Gibt es überhaupt noch einen Raum in der Wissenschaftslandschaft dafür, zu keinem Ergebnis zu kommen?

Es gibt sogar mehrere Fachzeitschriften, die sich auf die Publikation nicht signifikanter Ergebnisse spezialisiert haben. Das sind allerdings Nischenprodukte und werden de facto nicht nachgefragt. Die einseitige Veröffentlichung ausschließlich „erfolgreicher“ Studien hat aber massiven Einfluss auf den Wissensstand und führt zum so genannten publication bias. Auch subtilere Vorgehensweisen, wie das partielle Zurückhalten von Ergebnissen oder das Abbrechen von Studien, wenn diese nicht den gewünschten Erfolg zu zeigen scheinen, können bereits Merkmale von Betrug aufweisen. Aber auch hier sind die Durchführenden verantwortlich, nicht die Statistik.

Gibt es da Unterschiede zwischen den Fachbereichen?

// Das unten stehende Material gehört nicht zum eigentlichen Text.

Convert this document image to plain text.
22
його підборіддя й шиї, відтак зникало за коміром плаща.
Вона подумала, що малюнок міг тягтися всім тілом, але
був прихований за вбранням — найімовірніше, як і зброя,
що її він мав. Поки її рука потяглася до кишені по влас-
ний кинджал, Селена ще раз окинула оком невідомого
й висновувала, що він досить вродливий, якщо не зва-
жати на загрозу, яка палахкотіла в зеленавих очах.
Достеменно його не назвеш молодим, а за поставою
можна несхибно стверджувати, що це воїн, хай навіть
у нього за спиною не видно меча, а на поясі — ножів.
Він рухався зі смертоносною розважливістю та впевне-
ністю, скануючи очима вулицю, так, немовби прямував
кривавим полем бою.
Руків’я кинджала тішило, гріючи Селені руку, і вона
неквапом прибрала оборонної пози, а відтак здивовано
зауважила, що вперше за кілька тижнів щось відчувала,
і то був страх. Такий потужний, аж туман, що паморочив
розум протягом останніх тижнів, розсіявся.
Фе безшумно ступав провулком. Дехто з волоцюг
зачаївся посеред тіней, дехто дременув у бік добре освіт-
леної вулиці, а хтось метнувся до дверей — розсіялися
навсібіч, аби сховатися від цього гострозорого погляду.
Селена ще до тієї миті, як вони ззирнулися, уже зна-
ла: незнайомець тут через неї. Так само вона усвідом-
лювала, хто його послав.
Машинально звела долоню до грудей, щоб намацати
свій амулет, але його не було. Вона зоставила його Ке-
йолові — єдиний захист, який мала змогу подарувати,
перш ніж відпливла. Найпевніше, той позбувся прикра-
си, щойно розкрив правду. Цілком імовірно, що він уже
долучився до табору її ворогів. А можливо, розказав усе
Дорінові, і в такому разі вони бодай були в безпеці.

Jeder Fachbereich hat seine eigene Tradition und Schwerpunktsetzung. In vielen Fächern der KuWi, aber auch vielen anderen, stehen uns sowohl quantitative, auf Statistik aufbauende, als auch qualitative Zugänge offen, die sich im Idealfall zu einem ganzheitlichen Zugang integrieren lassen. Letztlich entscheidet die Fragestellung über die anzuwendende Methode. So spielt die statistische Herangehensweise je nach Disziplin und Forschungsfrage mal eine größere und mal eine geringere Rolle. In allen Fällen müssen wir uns an die Regeln des jeweiligen Verfahrens halten.

Wie sensibel ist die Öffentlichkeit dafür?

Bei der medialen Aufbereitung von Statistiken frage ich mich oft, inwieweit der Journalist oder die Journalistin dazu in der Lage ist, die Inhalte korrekt wiederzugeben. Ich nehme aber eine zunehmende Sensibilität für das Wesen statistischer Aussagen wahr. Ein erfreuliches Beispiel sind die Wahlprognosen, bei denen seit einigen Jahren auch die so genannte Schwankungsbreite angegeben wird, was früher nicht gemacht wurde.

Und der einzelne Konsument oder die Konsumentin?

Der mündige Konsument ist stets angehalten, Statistiken infrage zu stellen. Um auf dieses Bonmot, oder für mich eher „Malmot“, Ihrer Eingangsfrage zurück zu kommen: Es gibt natürlich Wissenschaftlerinnen und Wissenschaftler, die in bewusster Absicht Verfahren falsch verwenden oder interpretieren. Aber das ist Betrug, für den nicht die Statistik verantwortlich gemacht werden kann.

Erschienen in UNIsono/Dezember 2014

Zur Person



Rainer W. Alexandrowicz forscht und lehrt an der Abteilung für Angewandte Psychologie und Methodenforschung (Institut für Psychologie). Seine Habilitation fokussierte auf den Schwerpunkt artifizieller Ergebnisse bei statistischer Modellierung im Rahmen psychologischer Forschung. Er ist Spezialist für das Rasch-Modell und seiner Überprüfung.